Interestingly, Ward was not raised speaking Spanish, and although she studied it in college, she is not fluent. “Parents felt like they needed their children’s first language to be English, in order to assimilate into the community. My grandparents speak it but my parents really didn’t, so they couldn’t pass it on to me. It’s sad really. We lost something there. But they thought this was right, it was how the kids would survive in the new world.”

This is a tale told by many who would love to have the language keys to know more about their heritage, and Ward applauds the current trend in education that allows her daughter Gracie, 11, to learn Spanish in school.

She and her husband, Gracie, and son Nathan, who is 8, live in Holland.

Ward co-created the Hispanic Professional Women’s Group there. She says the group is extremely supportive and focuses on meeting challenges and helping members thrive.

A graduate of Notre Dame for both undergraduate and law degrees, Ward works out of Warner’s Holland office.

She specializes in record information management and information governance, advising companies on how to reduce legal risk and create records management programs that stand up in court.

“We call it getting rid of the ROT,” Ward says, laughing, “Redundant, Obsolete, and Trivial data.” In addition, Ward is working with a partner to bring a concept to market and get it patented.
She feels it is important that she has been able to carve out a non-traditional niche in a firm like Warner. “I think it’s so important for people to know you can be in a large law firm and pursue your career in the way you want, and you can also be influential,” she says.

Carole Bos has also pursued her career without bowing to external pressure, founding two law firms and engaging in special projects along the way.

After she graduated from Grand Valley State University with highest honors in history and Russian studies, and then from Thomas M. Cooley Law School, Bos started her career in 1981. “I’ll try to be diplomatic, and say that at the time the world wasn’t quite as friendly for female trial lawyers,” she notes.

So she went into practice with Jack Buchanan, and the firm thrived. Later, she says, Buchanan approached her and told her she needed to “get out of his shadow,” and although she was a bit timid at first, she started Bos and Glazier with another Buchanan and Bos attorney in 1995.

She also served as a Special Attorney to the U.S. Attorney General in 1997-1999.

Bos says she is a “trouble-shooter,” who often comes in late in a trial — or when a case has “gone off the rails” — and develops a winning strategy.
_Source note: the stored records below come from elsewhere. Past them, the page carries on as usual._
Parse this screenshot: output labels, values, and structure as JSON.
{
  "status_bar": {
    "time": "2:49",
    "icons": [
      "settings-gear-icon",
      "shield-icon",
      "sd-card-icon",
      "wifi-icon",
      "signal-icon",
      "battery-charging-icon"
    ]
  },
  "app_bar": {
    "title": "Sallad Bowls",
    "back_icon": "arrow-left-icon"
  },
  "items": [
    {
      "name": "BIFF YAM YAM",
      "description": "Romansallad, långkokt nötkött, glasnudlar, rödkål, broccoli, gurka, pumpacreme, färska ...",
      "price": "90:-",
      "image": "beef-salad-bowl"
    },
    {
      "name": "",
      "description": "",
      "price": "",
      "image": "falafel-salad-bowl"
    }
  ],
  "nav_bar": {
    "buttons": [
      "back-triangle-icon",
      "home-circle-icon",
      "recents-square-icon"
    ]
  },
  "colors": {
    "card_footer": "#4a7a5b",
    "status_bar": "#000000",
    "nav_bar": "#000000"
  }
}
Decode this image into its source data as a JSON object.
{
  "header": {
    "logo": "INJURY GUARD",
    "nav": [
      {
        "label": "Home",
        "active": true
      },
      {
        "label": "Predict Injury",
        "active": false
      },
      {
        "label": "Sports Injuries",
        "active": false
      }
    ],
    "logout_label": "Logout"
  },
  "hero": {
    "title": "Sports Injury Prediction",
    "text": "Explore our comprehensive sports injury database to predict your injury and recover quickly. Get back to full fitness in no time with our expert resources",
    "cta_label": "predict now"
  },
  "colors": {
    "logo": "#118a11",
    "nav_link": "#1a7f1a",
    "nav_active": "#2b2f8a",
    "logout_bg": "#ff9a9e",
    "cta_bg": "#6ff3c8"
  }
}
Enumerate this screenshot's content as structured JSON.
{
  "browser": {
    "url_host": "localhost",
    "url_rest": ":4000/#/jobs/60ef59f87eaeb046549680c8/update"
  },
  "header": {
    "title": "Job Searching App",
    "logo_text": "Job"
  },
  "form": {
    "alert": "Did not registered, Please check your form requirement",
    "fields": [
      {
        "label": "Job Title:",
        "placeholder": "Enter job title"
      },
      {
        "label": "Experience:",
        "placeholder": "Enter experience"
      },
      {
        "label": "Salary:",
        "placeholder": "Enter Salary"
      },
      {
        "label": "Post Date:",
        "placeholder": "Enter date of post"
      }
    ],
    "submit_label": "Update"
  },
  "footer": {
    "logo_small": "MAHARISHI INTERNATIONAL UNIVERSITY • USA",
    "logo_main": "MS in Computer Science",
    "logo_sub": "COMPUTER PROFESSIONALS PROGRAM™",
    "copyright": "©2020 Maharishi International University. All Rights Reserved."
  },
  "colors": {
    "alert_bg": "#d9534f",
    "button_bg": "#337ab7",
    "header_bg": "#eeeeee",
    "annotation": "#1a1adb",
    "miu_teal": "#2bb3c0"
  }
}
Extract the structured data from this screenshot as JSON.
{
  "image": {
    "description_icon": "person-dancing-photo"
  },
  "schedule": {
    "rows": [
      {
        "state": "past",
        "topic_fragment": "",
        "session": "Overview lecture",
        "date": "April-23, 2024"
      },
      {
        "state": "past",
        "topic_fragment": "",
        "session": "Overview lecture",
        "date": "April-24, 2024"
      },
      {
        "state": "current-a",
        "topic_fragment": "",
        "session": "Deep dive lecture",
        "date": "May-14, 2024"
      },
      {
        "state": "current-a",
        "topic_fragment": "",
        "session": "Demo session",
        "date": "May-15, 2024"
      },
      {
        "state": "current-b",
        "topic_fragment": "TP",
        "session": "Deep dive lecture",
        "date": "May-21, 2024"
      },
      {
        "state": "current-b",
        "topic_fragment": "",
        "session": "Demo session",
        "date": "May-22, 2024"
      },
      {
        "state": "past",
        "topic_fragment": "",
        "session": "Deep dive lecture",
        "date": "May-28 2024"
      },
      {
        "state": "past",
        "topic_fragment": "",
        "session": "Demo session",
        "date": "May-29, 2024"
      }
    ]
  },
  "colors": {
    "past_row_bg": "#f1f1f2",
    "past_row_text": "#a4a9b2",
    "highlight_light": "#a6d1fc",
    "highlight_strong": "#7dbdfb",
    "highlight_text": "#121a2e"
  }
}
In the famous Love Canal contamination civil suit, which had been going on for 16 years, she obtained a settlement within months. “I use a team approach, I just roll up my sleeves and say let’s do this,” she comments.

She is also a strong national advocate for individuals’ right to sue in product liability and personal injury areas, serving as co-chair of the ABA Section of Litigation Insurance Coverage Committee.

Another quirky and important contribution Bos has made is starting the website “Awesome Stories.” She said she was on the plane coming back from Washington D.C. in 1999 when she looked out at the Supreme Court building and thought she wanted to tell the stories behind how the national justices had shaped the law.

After she explored her first story, about why Joan of Arc was burned at the stake, Bos realized she wanted the website to be even broader than that and tell the back-story behind events that people often take for granted. For example, what causes a tsunami? How does the body take in oxygen?

She says the site, www.awesomestoreis.com, sometimes takes on a life of its own —  “Every subject has a story, and every chapter of that story is a story too” — but is always informed by her evidence-based background, trial advocacy training, and returning to the original documents.

“I ask myself, ‘How would I tell this story to a jury?’ I make it simple so everyone in the world can understand it.” She has been gratified and “amazed” by the extensive use of the site.

The influential women, named by the Grand Rapids Business Journal, were honored at a luncheon on Tuesday.